Acredito, e o experimento de pensamento no coração deste livro reflete isso, que nosso problema tem sido o menos que abordamos Paulo com as categorias de questionamentos muito mais tarde. Comentários de cem anos atrás muitas vezes assumem que Paulo estava basicamente fornecendo material para debates posteriores, de modo que, por exemplo, Romanos 1.3-4 era uma declaração da humanidade de Jesus, seguida por uma declaração de sua divindade. Eu acho que Paulo ficaria muito intrigado: ele certamente assumiu que Jesus era totalmente humano, ele certamente acreditava que ele era totalmente divino, mas (como eu já disse em outros lugares) essas crenças, como dois sinais afiados na pauta musical do coro de aleluia, diga qual tecla a música deve ser tocada, não a música em particular que você vai ouvir. 

Mais recentemente, a grande maioria dos estudiosos paulinos assumiu que a melhor maneira de organizar sua teologia é através dos tópicos que nos são legados pela soteriologia do século XVI, que foi em si uma reação à soteriologia dos séculos XIV e XV, com um foco massivo sobre algo chamado 'justificação', um tópico que foi permitido inchar de todas as proporções bíblicas para cobrir toda a soteriologia, e uma correspondente subestimação da eclesiologia e / ou ética. Abordamos então essas questões através das lentes, não do pensamento do primeiro século, mas das várias filosofias de Kant, Hegel e, mais recentemente, de Heidegger e outros. 

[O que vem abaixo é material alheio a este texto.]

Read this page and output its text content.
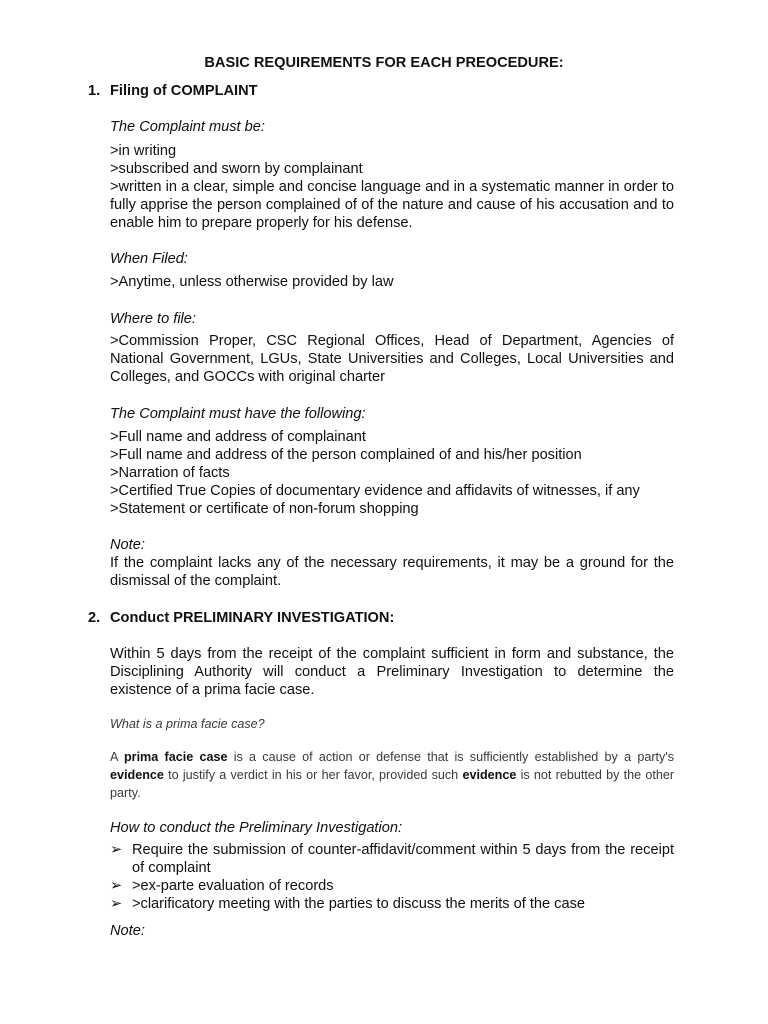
BASIC REQUIREMENTS FOR EACH PREOCEDURE:
1. Filing of COMPLAINT
The Complaint must be:
>in writing
>subscribed and sworn by complainant
>written in a clear, simple and concise language and in a systematic manner in order to fully apprise the person complained of of the nature and cause of his accusation and to enable him to prepare properly for his defense.
When Filed:
>Anytime, unless otherwise provided by law
Where to file:
>Commission Proper, CSC Regional Offices, Head of Department, Agencies of National Government, LGUs, State Universities and Colleges, Local Universities and Colleges, and GOCCs with original charter
The Complaint must have the following:
>Full name and address of complainant
>Full name and address of the person complained of and his/her position
>Narration of facts
>Certified True Copies of documentary evidence and affidavits of witnesses, if any
>Statement or certificate of non-forum shopping
Note:
If the complaint lacks any of the necessary requirements, it may be a ground for the dismissal of the complaint.
2. Conduct PRELIMINARY INVESTIGATION:
Within 5 days from the receipt of the complaint sufficient in form and substance, the Disciplining Authority will conduct a Preliminary Investigation to determine the existence of a prima facie case.
What is a prima facie case?
A prima facie case is a cause of action or defense that is sufficiently established by a party's evidence to justify a verdict in his or her favor, provided such evidence is not rebutted by the other party.
How to conduct the Preliminary Investigation:
➢ Require the submission of counter-affidavit/comment within 5 days from the receipt of complaint
➢ >ex-parte evaluation of records
➢ >clarificatory meeting with the parties to discuss the merits of the case
Note:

Assim, gastamos muitas vezes nossas energias dando respostas do século XIX às perguntas do século XV, com referências ocasionais também ao quarto século. Minha proposta central é que a teologia sistemática faria bem em tentar dar respostas do século XXI às perguntas do primeiro século; e que as próprias questões do primeiro século podem nos dar algumas pistas sobre como fazer isso.

Por isso, propus, de acordo com vários estudiosos judeus, que os tópicos teológicos centrais deveriam ser monoteísmo, eleição e escatologia - um Deus, um povo de Deus, um futuro para o mundo de Deus; e que uma das maiores realizações de Paulo foi refazer cada um desses tópicos, completamente, ao redor do próprio Jesus e do Espírito. É claro que isso precisa ser elaborado com detalhes exegéticos, e o livro fornece muito disso.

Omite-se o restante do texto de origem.